Sunday, November 22, 2009

Expulsion by any other name would smell so foul

(Apologies to William Shakespeare)

Neve Dekalim 2004. One of the Jewish towns in Gush Katif

...and this is their "Evacuation". It is obvious to all that this was a "forced evacuation".

This is an Israeli Bulldozer destroying a Jewish home. If you look up the word “Evacuation” in the dictionary you find this or similar definitions: Evacuation: The act of evacuating; leaving a place in an orderly fashion; especially for protection. Example, to move out of an unsafe location into safety; "After the earthquake, residents were evacuated" (WorldNet Dictionary) In the aftermath of hurricane Katrina, US authorities ordered first the evacuation and then, what they termed as the “forced evacuation” of people from endangered areas after many people refused to leave.

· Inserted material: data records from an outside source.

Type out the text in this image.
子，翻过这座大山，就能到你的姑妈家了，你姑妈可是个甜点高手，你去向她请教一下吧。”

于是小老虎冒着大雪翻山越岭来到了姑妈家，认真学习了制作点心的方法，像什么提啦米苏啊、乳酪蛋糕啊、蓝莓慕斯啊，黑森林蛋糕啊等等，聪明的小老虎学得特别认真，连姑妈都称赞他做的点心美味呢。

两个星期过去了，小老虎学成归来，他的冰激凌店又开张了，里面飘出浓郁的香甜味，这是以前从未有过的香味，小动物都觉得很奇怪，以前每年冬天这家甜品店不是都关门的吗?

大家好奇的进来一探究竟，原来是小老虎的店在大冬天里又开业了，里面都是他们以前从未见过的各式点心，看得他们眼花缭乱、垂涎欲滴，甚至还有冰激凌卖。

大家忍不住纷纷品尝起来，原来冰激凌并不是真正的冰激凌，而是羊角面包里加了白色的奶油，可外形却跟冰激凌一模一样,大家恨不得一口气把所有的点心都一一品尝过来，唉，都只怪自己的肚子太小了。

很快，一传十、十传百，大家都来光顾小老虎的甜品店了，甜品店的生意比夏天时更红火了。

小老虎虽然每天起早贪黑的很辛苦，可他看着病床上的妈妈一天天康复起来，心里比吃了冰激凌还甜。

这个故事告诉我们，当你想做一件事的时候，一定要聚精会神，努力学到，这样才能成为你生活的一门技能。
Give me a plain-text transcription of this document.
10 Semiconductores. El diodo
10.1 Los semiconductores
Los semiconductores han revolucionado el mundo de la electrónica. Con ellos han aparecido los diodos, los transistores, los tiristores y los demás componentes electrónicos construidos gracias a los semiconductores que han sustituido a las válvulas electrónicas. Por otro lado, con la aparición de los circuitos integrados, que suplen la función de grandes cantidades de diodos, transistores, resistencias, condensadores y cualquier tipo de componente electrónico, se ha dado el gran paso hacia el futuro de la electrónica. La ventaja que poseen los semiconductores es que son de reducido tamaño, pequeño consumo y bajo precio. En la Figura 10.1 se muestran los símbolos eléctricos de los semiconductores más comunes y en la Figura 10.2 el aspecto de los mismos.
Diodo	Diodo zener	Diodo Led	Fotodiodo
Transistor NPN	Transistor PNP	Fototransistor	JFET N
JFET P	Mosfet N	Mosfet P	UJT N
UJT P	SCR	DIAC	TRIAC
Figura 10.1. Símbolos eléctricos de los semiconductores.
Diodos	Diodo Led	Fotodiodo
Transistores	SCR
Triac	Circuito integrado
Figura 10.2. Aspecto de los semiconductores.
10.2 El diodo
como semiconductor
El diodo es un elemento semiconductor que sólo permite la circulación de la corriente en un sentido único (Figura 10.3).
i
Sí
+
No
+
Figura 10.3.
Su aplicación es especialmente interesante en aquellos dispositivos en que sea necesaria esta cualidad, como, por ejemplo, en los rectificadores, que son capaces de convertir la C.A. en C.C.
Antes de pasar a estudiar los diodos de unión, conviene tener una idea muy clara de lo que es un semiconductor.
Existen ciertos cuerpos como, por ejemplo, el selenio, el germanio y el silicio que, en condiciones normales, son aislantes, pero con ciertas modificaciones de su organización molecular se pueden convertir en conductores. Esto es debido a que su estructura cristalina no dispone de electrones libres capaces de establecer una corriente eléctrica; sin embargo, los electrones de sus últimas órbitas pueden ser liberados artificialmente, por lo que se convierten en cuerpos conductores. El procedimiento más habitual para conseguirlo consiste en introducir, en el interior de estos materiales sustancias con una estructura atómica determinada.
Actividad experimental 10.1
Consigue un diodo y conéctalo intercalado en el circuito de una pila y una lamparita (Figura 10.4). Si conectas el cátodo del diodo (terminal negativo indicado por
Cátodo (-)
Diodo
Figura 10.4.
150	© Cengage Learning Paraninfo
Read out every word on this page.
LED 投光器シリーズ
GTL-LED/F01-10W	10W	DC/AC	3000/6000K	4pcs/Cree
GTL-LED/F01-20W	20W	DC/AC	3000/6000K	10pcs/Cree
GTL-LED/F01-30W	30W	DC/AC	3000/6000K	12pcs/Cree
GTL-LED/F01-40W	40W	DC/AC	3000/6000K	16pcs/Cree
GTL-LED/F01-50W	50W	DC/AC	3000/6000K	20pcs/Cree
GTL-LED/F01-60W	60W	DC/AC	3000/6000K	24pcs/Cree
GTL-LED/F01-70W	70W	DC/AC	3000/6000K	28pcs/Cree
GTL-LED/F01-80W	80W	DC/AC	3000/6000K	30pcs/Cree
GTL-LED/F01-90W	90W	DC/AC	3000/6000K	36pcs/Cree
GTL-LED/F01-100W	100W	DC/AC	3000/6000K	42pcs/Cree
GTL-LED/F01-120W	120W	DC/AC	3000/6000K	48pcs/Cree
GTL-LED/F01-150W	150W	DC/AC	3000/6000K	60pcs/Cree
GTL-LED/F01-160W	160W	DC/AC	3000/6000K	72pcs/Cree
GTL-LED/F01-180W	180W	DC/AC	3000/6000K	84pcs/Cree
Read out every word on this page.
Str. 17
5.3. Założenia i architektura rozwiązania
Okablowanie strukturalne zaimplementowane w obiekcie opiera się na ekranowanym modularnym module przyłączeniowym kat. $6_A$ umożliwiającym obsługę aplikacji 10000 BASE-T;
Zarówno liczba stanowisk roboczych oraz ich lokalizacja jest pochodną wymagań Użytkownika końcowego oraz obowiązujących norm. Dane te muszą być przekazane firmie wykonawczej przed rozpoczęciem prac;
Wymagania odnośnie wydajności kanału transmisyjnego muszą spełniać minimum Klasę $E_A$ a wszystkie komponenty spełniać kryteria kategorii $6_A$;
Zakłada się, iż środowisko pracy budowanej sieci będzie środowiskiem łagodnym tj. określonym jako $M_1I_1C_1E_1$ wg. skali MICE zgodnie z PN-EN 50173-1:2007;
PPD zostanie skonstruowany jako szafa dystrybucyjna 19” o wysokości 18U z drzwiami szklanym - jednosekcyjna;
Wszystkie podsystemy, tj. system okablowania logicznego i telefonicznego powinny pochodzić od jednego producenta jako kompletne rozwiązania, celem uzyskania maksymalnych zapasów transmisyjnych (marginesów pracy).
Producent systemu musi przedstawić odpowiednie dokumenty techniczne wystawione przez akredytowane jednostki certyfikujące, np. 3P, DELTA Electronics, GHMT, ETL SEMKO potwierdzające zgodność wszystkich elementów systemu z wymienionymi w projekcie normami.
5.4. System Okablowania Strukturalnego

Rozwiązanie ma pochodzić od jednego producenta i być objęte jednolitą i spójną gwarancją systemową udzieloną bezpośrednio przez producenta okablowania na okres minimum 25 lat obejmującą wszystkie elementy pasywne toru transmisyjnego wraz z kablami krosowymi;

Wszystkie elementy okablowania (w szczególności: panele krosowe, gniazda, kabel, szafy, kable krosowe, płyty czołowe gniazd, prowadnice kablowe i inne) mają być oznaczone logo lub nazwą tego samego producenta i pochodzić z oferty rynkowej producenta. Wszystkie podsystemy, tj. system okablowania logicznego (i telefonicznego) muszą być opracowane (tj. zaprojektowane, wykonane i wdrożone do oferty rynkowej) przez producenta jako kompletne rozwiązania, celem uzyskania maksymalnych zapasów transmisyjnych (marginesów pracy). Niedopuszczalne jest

Despite the fact that legal experts said that the government had a well-established right to remove people from their homes for their own protection, nevertheless, many National Guard officials said that they were not willing to forcefully evacuate US citizens against their will. I do not wish to discuss whether the US Government had a right to forcefully evacuate those who did not wish to leave their homes, even when authorities determined that danger to health was very high. My point is that the US Government made a clear distinction between the initial evacuation which was voluntary and the eventual full evacuation which they called “forced”. [Source:StPetersburg Times, Florida.] Now, according to all the dictionaries that I consulted, the word that best describes the term “forced evacuation” is the word “expulsion”. Expulsion: the act of forcing out someone or something; Example: "the ejection of troublemakers by the police"; "the child's expulsion from school" c.1400, from Latin. expulsionem, from stem of expellere "drive out" ( However, in Israel the Israeli Authorities have forbidden any other term except the neutral term “Evacuation” to refer to what was actually the forced removal of Jewish people from their homes in territory to be handed over to Arabs, and the accompanying destruction of their homes, as part of the policy of Land for Peace. The High Court last week ruled that advertisements on behalf of the former communities of Gush Katif on national TV and radio would be banned because of the use of the terms “expulsion” referring to the inhabitants of Gush Katif and the word “destruction” to refer to what Israeli Authorities did to their homes. According to The Jerusalem Post these are the offending sentences:


“Israel Radio and [Arutz 2] the Second Authority rejected an ad submitted by the right-wing petitioner that began, "As we mark three years since the destruction and expulsion from Gush Katif..." According to another ad, "On the fast of Tisha Be'av and the days around it, we light a memorial candle to mark the expulsion from Gush Katif." I’m no lawyer or expert in Linguistics for that matter but it seems to me that the Israeli High Court’s decision to ban the use of the word “expulsion” (which actually objectively describes what happened to the inhabitants of Gush Katif) because the judges deem it a political statement is actually itself extreme left wing political bias. Simply put (as the photos above tesify), it makes no difference if you were in favour of the expulsion and destruction of these communities or not, the banning of these terms is an attempt by the High Court of Israel to rewrite history and to stifle the right to freedom of speech.

Netzrarim shul Before and After. Big smile - job well done!

Neve Dekalim shul. Before and After.

We hang our heads in shame.

1 comment:

Anonymous said...

Thanks, Mordechai, for this and I totally agree that this censorship is bringing us to the dark ages.